Geleneksel gerçekçilik sınırları içerisinde resmedilemeyecek bir Latin Amerika gerçeği hiç şüphesiz vardır ve Marquez gibi yazarlar sayesinde ancak gerçeküstü imgelerle iç içe geçirildiğinde büyülü bir anlatı dünyası içerisinde kendisini ifade edebilmiştir.
Roland Walter; büyülü gerçekçiliği Çağdaş Chiano Kurmacasında Büyülü Gerçekçilik adlı yapıtında, birbirine ters düşen fakat uyum içerisinde olan iki ayrı perspektiften büyülü gerçekçiliği tanımlamayı başarmıştır. Bunlardan biri “akılcı dünya görüşüne değinen”, diğeri ise “gerçekdışının, doğaüstü ve alışılmamış olanın kendisinde somutlaştırdığı, gerçekliğin büyüsel bir şekilde görülüşü üzerinde temellenen” iki perspektiftir. Fakat bu iki koşulun büyülü gerçekçiliği tanımlamaya yetmeyeceğini, çünkü bunların aynı zamanda ‘fantastik’ dediğimiz diğer bir anlatım tarzının da tanımlayıcı özellikleri olduğunu dile getiren Walter ‘büyülü gerçekçilik’ ve ‘fantastik’ farkının da belirli kıstaslara göre altını çizmektedir. “Büyülü gerçekçilikte anlatılanların da, karakterlerin de doğaüstünü oldukça doğal bir durummuş gibi karşıladıklarını” belirten Walter, bu eserlerde, gerçekliğin düşsellik ve gerçeklik düzeylerinin uyumlu bir bütünlüğünün sağlanmasının da büyülü gerçekçiliğin mutlak bir koşulu olduğunu söylemektedir.

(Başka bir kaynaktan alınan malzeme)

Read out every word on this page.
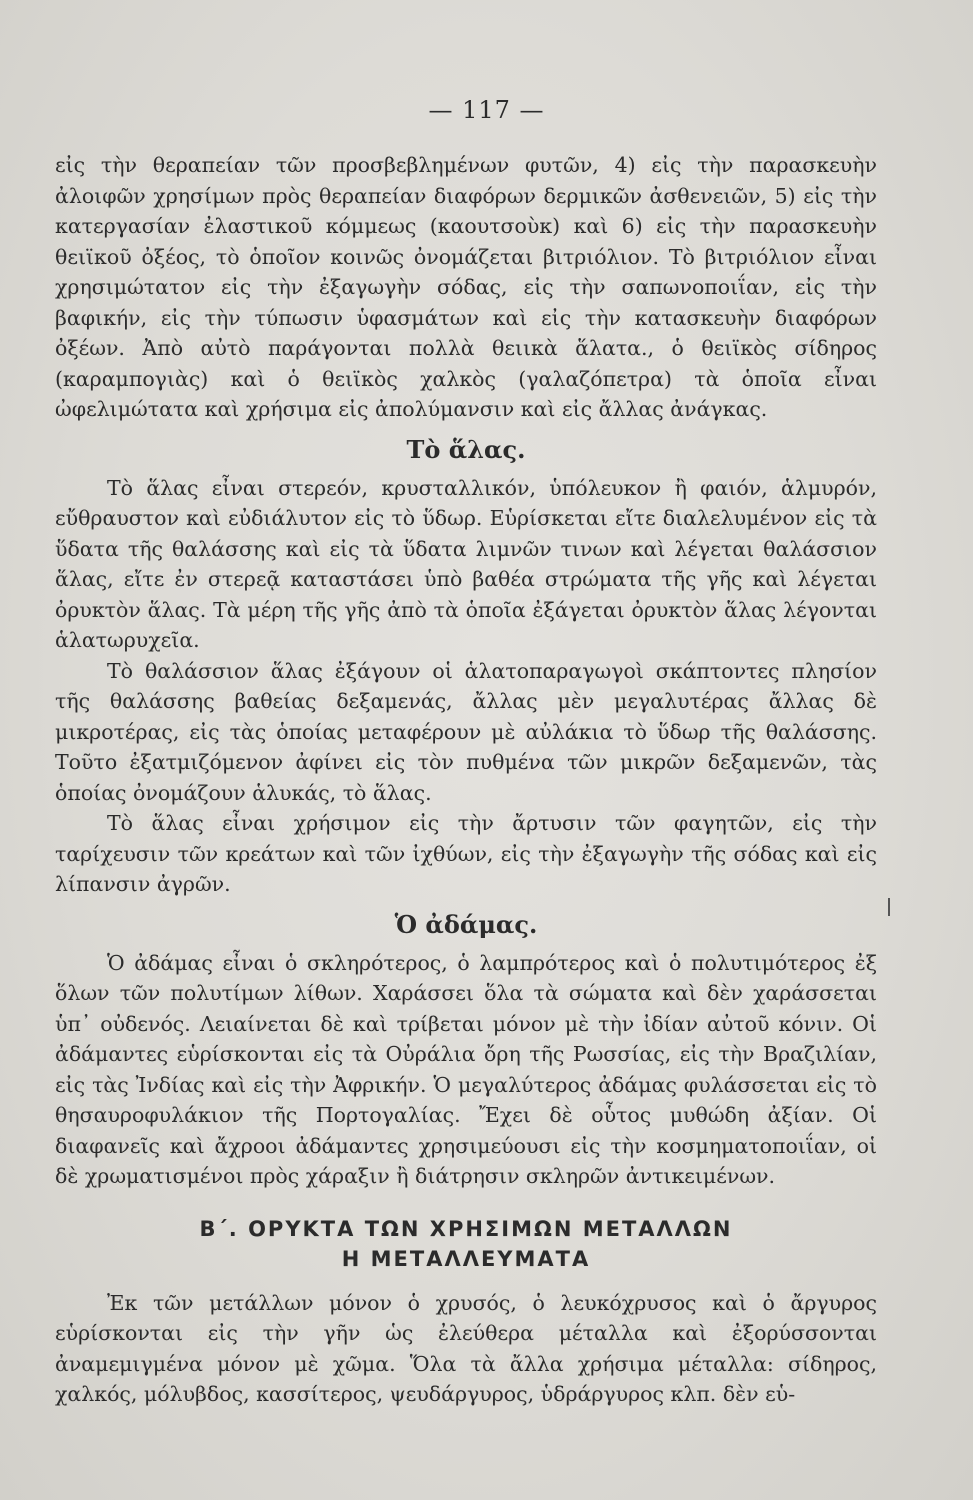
— 117 —

εἰς τὴν θεραπείαν τῶν προσβεβλημένων φυτῶν, 4) εἰς τὴν παρασκευὴν ἀλοιφῶν χρησίμων πρὸς θεραπείαν διαφόρων δερμικῶν ἀσθενειῶν, 5) εἰς τὴν κατεργασίαν ἐλαστικοῦ κόμμεως (καουτσοὺκ) καὶ 6) εἰς τὴν παρασκευὴν θειϊκοῦ ὀξέος, τὸ ὁποῖον κοινῶς ὀνομάζεται βιτριόλιον. Τὸ βιτριόλιον εἶναι χρησιμώτατον εἰς τὴν ἐξαγωγὴν σόδας, εἰς τὴν σαπωνοποιΐαν, εἰς τὴν βαφικήν, εἰς τὴν τύπωσιν ὑφασμάτων καὶ εἰς τὴν κατασκευὴν διαφόρων ὀξέων. Ἀπὸ αὐτὸ παράγονται πολλὰ θειικὰ ἅλατα., ὁ θειϊκὸς σίδηρος (καραμπογιὰς) καὶ ὁ θειϊκὸς χαλκὸς (γαλαζόπετρα) τὰ ὁποῖα εἶναι ὠφελιμώτατα καὶ χρήσιμα εἰς ἀπολύμανσιν καὶ εἰς ἄλλας ἀνάγκας.

Τὸ ἅλας.

Τὸ ἅλας εἶναι στερεόν, κρυσταλλικόν, ὑπόλευκον ἢ φαιόν, ἁλμυρόν, εὔθραυστον καὶ εὐδιάλυτον εἰς τὸ ὕδωρ. Εὑρίσκεται εἴτε διαλελυμένον εἰς τὰ ὕδατα τῆς θαλάσσης καὶ εἰς τὰ ὕδατα λιμνῶν τινων καὶ λέγεται θαλάσσιον ἅλας, εἴτε ἐν στερεᾷ καταστάσει ὑπὸ βαθέα στρώματα τῆς γῆς καὶ λέγεται ὀρυκτὸν ἅλας. Τὰ μέρη τῆς γῆς ἀπὸ τὰ ὁποῖα ἐξάγεται ὀρυκτὸν ἅλας λέγονται ἁλατωρυχεῖα.

Τὸ θαλάσσιον ἅλας ἐξάγουν οἱ ἁλατοπαραγωγοὶ σκάπτοντες πλησίον τῆς θαλάσσης βαθείας δεξαμενάς, ἄλλας μὲν μεγαλυτέρας ἄλλας δὲ μικροτέρας, εἰς τὰς ὁποίας μεταφέρουν μὲ αὐλάκια τὸ ὕδωρ τῆς θαλάσσης. Τοῦτο ἐξατμιζόμενον ἀφίνει εἰς τὸν πυθμένα τῶν μικρῶν δεξαμενῶν, τὰς ὁποίας ὀνομάζουν ἁλυκάς, τὸ ἅλας.

Τὸ ἅλας εἶναι χρήσιμον εἰς τὴν ἄρτυσιν τῶν φαγητῶν, εἰς τὴν ταρίχευσιν τῶν κρεάτων καὶ τῶν ἰχθύων, εἰς τὴν ἐξαγωγὴν τῆς σόδας καὶ εἰς λίπανσιν ἀγρῶν.

Ὁ ἀδάμας.

Ὁ ἀδάμας εἶναι ὁ σκληρότερος, ὁ λαμπρότερος καὶ ὁ πολυτιμότερος ἐξ ὅλων τῶν πολυτίμων λίθων. Χαράσσει ὅλα τὰ σώματα καὶ δὲν χαράσσεται ὑπ᾽ οὐδενός. Λειαίνεται δὲ καὶ τρίβεται μόνον μὲ τὴν ἰδίαν αὐτοῦ κόνιν. Οἱ ἀδάμαντες εὑρίσκονται εἰς τὰ Οὐράλια ὄρη τῆς Ρωσσίας, εἰς τὴν Βραζιλίαν, εἰς τὰς Ἰνδίας καὶ εἰς τὴν Ἀφρικήν. Ὁ μεγαλύτερος ἀδάμας φυλάσσεται εἰς τὸ θησαυροφυλάκιον τῆς Πορτογαλίας. Ἔχει δὲ οὗτος μυθώδη ἀξίαν. Οἱ διαφανεῖς καὶ ἄχροοι ἀδάμαντες χρησιμεύουσι εἰς τὴν κοσμηματοποιΐαν, οἱ δὲ χρωματισμένοι πρὸς χάραξιν ἢ διάτρησιν σκληρῶν ἀντικειμένων.

Β΄. ΟΡΥΚΤΑ ΤΩΝ ΧΡΗΣΙΜΩΝ ΜΕΤΑΛΛΩΝ
Η ΜΕΤΑΛΛΕΥΜΑΤΑ

Ἐκ τῶν μετάλλων μόνον ὁ χρυσός, ὁ λευκόχρυσος καὶ ὁ ἄργυρος εὑρίσκονται εἰς τὴν γῆν ὡς ἐλεύθερα μέταλλα καὶ ἐξορύσσονται ἀναμεμιγμένα μόνον μὲ χῶμα. Ὅλα τὰ ἄλλα χρήσιμα μέταλλα: σίδηρος, χαλκός, μόλυβδος, κασσίτερος, ψευδάργυρος, ὑδράργυρος κλπ. δὲν εὑ-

Çelişkili gibi görünen bu zor bütünleştirme ise Marquez’in Yüzyıllık Yalnızlık’ında sıra dışı bir beceriyle kaleme alınmış ve böylece yapıt klasikleşmiş, kendisinden sonra gelen yazarlar için ise bir yol gösterici olmuştur.
Lois Parkinson Zamora ve Wendy B. Faris’in editörlüğünde belli başlı büyülü gerçekçilik makalelerinin bir arada toplandığı Büyülü Gerçekçilik: Kuram, Tarih, Toplum isimli derlemeye göre; “zihin ve beden, ruh ve madde, yaşam ve ölüm, gerçek ve hayal, kendi ve öteki, erkek ve dişi arasındaki sınırlar silinecek, çiğnenecek, bulanıklaşacaktır.” Bu derlemede büyülü gerçekçilik; “tek sesli politik yapıtlara karşı çıkmayı cesaretlendiren” bir saldırı olarak değerlendirilmiştir.
Gerçekten, Garcia Marquez de Latin Amerika kökenli büyülü gerçekçilikle yazdığı Yüzyıllık Yalnızlık romanında o zamana kadar çok fazla dikkat çekmemiş olan bu sırrı öyle bir eskiye karşı çıkışla yansıtmıştır ki, okuyucuları gibi birçok yazar da onun büyülü gerçekçiliğinin “büyü”süne kapılmaktan kendisini alamamıştır.
Türkiye’de ilk yayımlanmasının üzerinden yirmi üç yıl geçtiği hâlde bugün hâlâ basılıyor olması, Marquez’in bu başyapıtının dünyayı saran Latin büyüsünün bir kanıtıdır. Büyülü gerçekçilik akımınınsa kimine göre yadırgatıcı olan anlatım biçimine rağmen bu kadar benimsenmesi belki yazarların marifeti; belki de insanın, iç dünyasının düşler sokağında dolaşmak için yanıp tutuştuğu bu “fazla gerçekçi” olan gerçek hayattan kaçmak isteyişinin bir sessiz çığlığıdır.

-alıntı-

1) Gabriel Garcia Marquez biyografisi için tıklayınız.
2) Romanı elektronik ortamda okumak için tıklayınız.
 
çok hoş bir kitaptı.bir aile hikayesinden bir yaşam felsefesi çıkarmaları çok etkiledi beni.kitaptaki efsunlu hava bir an olsun peşinizi bırakmıyor
bunu paylaştığın için tesekkur ederim:1rolleyes:
 
çok hoş bir kitaptı.bir aile hikayesinden bir yaşam felsefesi çıkarmaları çok etkiledi beni.kitaptaki efsunlu hava bir an olsun peşinizi bırakmıyor
bunu paylaştığın için tesekkur ederim:1rolleyes:

Marquez'in kelimelerinin görsel bir gücü de var sanki..
Güya kitap okuyorsunuz ama gözlerinizi kapattığınızda oradasınız.. Ustalık böyle bir şey herhalde..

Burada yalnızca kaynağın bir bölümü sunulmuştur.